4.15. LC-MS/MS Analysis and Identification of Metabolites
Ultimate 3000 UHPLC and Q-Extractive Orbitrap Plus was equipped with an ACQUITY C18 column (10 cm × 2.1 mm, particle size 1.7 μm, Waters, USA). The injection volume for each sample was 5 μL. The column was eluted using the following binary gradient solutions: A (deionized water with 0.1% formic acid) and B (methanol, UPLC graded) with a flow rate of 0.4 mL/min, A: B = 100: 0 at 1 min, 0: 100 at 16 min, 0: 100 until 20 min, and 100: 0 at 22 min. The full scan/dd-MS2 system parameters were: FTMS, ESI-positive mode with mass resolution of 70,000, full scan range: 80~1000 m/z, dd-MS2 (Top 10) resolution of 17,500 with collision energy 30, flow rate of nitrogen sheath gas and auxiliary gas: 40 (arbitrary units) and 10 (arbitrary units), spray voltage: 3.5 kV, capillary temperature: 320 °C, S-lensRF level: 50, auxiliary gas heater temperature: 300 °C. Metabolomics analysis for mouse skin was carried out as outlined in the supplementary methods.

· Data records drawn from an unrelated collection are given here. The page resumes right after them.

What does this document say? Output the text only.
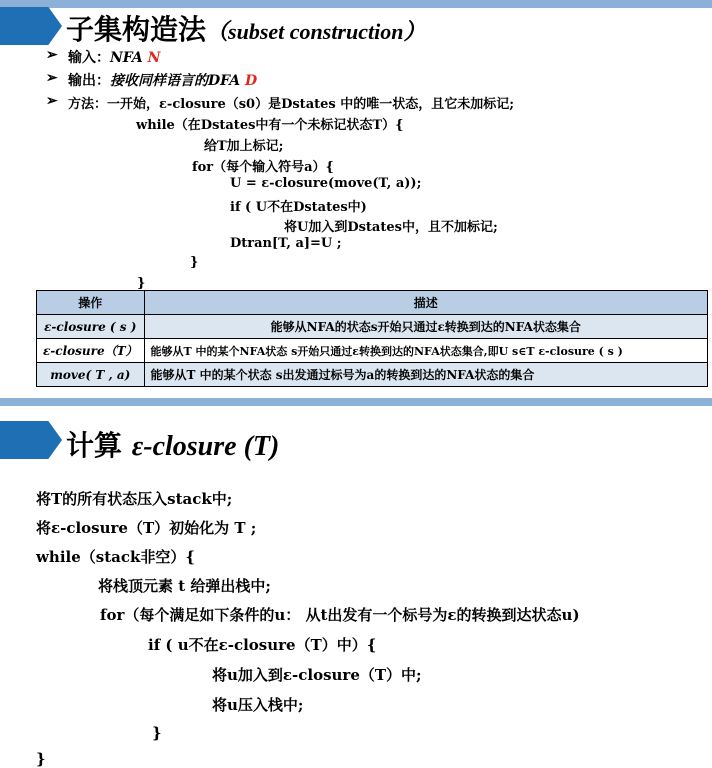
子集构造法（subset construction）
➢ 输入：NFA N
➢ 输出：接收同样语言的DFA D
➢ 方法：一开始，ε-closure（s0）是Dstates 中的唯一状态，且它未加标记;
while（在Dstates中有一个未标记状态T）{
给T加上标记;
for（每个输入符号a）{
U = ε-closure(move(T, a));
if ( U不在Dstates中)
将U加入到Dstates中，且不加标记;
Dtran[T, a]=U ;
}
}
操作	描述
ε-closure ( s )	能够从NFA的状态s开始只通过ε转换到达的NFA状态集合
ε-closure（T）	能够从T 中的某个NFA状态 s开始只通过ε转换到达的NFA状态集合,即U s∈T ε-closure ( s )
move( T , a)	能够从T 中的某个状态 s出发通过标号为a的转换到达的NFA状态的集合
计算 ε-closure (T)
将T的所有状态压入stack中;
将ε-closure（T）初始化为 T ;
while（stack非空）{
将栈顶元素 t 给弹出栈中;
for（每个满足如下条件的u： 从t出发有一个标号为ε的转换到达状态u)
if ( u不在ε-closure（T）中）{
将u加入到ε-closure（T）中;
将u压入栈中;
}
}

The original data from the UPLC-Orbitrap-MS2 analysis were extracted from the XCMS online platform (http://xcmsonline.scripps.edu/
) for data alignment and peak detection. The parameters of the XCMS online were 10-sec bandwidth, 15 ppm tolerance for database research, and the rest were UPLC-orbitrap default values. The MS2 data for peak identification was extracted from the LC-raw file using Xcalibur 2.2 (Thermo Fisher Scientific, San Jose, CA, USA). The LC-MS/MS search function of the online database (MycompoundID (www.mycompoundid.org
) and HMDB (www.hmdb.ca
)) was used to perform metabolite identification using retention time, exact mass, and MS/MS peak intensities.
4.16. Statistical Analysis
The data are expressed as mean ± standard error (SE) or standard deviation (SD). The results were analyzed by one-way analysis of variance (ANOVA) and one tail t-test using SPSS software (SPSS, Version 23.0 IBM Inc., USA). The criterion for statistical significance was p < 0.05.